Rare diseases and NLP

Rare disease and the most vulnerable population: how can NLP help?

Zebras -vs- Horses

Watching the development of a newborn unfold is both exciting and terrifying. As a physician and now parent of a newborn, I can say with certainty that the logical side of me struggles when diagnosing my own child. My baby wasn’t even a day old when I was already convinced that she might have Hirschsprung Disease. Later I learned the nurse had changed her diaper (during my brief nap or rather, collapse, due to pure exhaustion) and forgot to mention her intestines are indeed doing their job. As you progress you learn, as in medical school, to assume the more common problems and be aware of when you should go down the less common diagnosis route. A blocked tear duct in babies can look scary but is relatively common (1 in 25) and often clears by non-invasive methods; babies really do cry relentlessly sometimes and this is completely ‘normal’ - you learn to realize when it’s simply just the trials and tribulations of a growing child- and when it’s not. In medicine this is referred to as the Zebras -vs- Horses Phenomenon - aka look for the most common diagnosis not the most rare first. 

But sometimes it is a zebra…

There are indeed rare diseases, aka zebras. With zebras, you can generally know where to find them- say a safari or your local zoo. Rare diseases are not so reliable. They often remain hidden and aren’t found in reliable places- unless you know of a family that are carriers for a certain disease. Otherwise, you need to know where to look, and how. Rare diseases are often diagnosed at a critical moment when all other diagnoses have been ruled out (sometimes multiple times)- in my opinion this is too late. It should have already been among the differentials. But how do you accomplish such a task?  Do you simply have someone manually combing through patients charts trying to see when this rarity actually appears? That’s not a feasible solution: it’s time to bring in Artificial Intelligence. 

How can Augmented Intelligence using NLP help?

Faster identification of patients with rare diseases is key. You never know where there could be a mention of clinical traits. There might be a patient portal message a parent sent to the pediatrician mentioning observed signs and symptoms that were in question, giving a vital clue in piecing together a diagnosis - at a much faster rate. Crucial information could be missed by humans, such as a one time mention of something many years ago. To capture this more reliably, organizations can look to Augmented Intelligence (AI) techniques using Natural Language Processing (NLP). Key information relating to signs and symptoms is found in structured (i.e. discrete fields) and unstructured (e.g. free text content), and in order to identify people with rare disease you need both. NLP can be utilized over a multitude of data sources to understand essential unstructured information. With the right data, analytics can not only provide for a clearer picture for individuals but for whole disease populations, allowing for the creation or enhancement of rare disease registries to further help the cause.

Here are two use case webinars detailing how NLP is helping children with rare disease:

  • A Systematic Examination of Gene-Disease Associations Through Text Mining Approaches for Hunter Syndrome.  Madhusudan Natarajan discusses the value of NLP text mining  for disease severity and genotype-phenotype association for the disease. This rare disease, also known as Mucopolysaccharidosis II, is caused by an X-linked deficiency in iduronate-2-sulfatase.  In this disease, chains of sugar molecules used to build connective tissues in the body build up in organs and tissues over time, which can cause damage that affects physical and mental development and abilities.
     
  • The Use of Natural Language Processing to Improve Phenotype Extraction for Precision Medicine at the University of Iowa.  Benjamin Darbro, MD, PhD, Associate Professor of Pediatrics, Stead Family Department of Pediatrics at the University of Iowa, and Alyssa Hahn, doctoral student in the Interdisciplinary Graduate Program in Genetics at the University of Iowa present their NLP efforts to identify clinical phenotypes in infants. 
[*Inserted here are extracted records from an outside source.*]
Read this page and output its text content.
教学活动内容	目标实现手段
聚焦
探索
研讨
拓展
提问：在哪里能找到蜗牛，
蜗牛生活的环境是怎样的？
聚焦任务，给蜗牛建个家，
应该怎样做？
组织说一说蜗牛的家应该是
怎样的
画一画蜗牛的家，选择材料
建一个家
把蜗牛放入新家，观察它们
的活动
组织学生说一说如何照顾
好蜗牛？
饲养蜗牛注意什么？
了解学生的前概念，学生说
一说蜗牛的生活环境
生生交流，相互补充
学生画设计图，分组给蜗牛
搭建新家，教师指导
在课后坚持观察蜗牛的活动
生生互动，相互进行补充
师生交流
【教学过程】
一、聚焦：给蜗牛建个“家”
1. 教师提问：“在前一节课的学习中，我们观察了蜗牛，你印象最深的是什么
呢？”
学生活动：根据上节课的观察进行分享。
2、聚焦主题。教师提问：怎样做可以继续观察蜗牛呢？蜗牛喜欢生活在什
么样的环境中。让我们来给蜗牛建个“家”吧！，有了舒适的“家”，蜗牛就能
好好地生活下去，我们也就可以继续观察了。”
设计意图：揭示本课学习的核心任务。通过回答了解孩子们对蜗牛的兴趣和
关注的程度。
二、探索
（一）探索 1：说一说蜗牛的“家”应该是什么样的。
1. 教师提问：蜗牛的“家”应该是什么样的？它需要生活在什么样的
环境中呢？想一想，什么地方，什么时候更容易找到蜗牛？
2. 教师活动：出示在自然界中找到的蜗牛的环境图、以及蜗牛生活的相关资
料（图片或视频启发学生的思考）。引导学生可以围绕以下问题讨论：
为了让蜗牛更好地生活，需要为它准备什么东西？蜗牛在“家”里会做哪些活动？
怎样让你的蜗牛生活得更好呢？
Protect and serving the rare disease population

There are many valiant initiatives underway  to connect patients and advocate for individuals in the area of rare diseases.  We can all do our part individually and as an organization. You can learn more about rare disease efforts through organizations such as the Rare Action Network (RAN). You can also find guidance on creating rare disease registries by the National Center for Advancing Translational Sciences (NCATS) the Rare Diseases Registry Program (RaDaR). Let’s all do our best to help advance rare disease initiatives to rapidly identify the  “zebras”. That way we can improve healthcare outcomes for the most fragile members of our human population.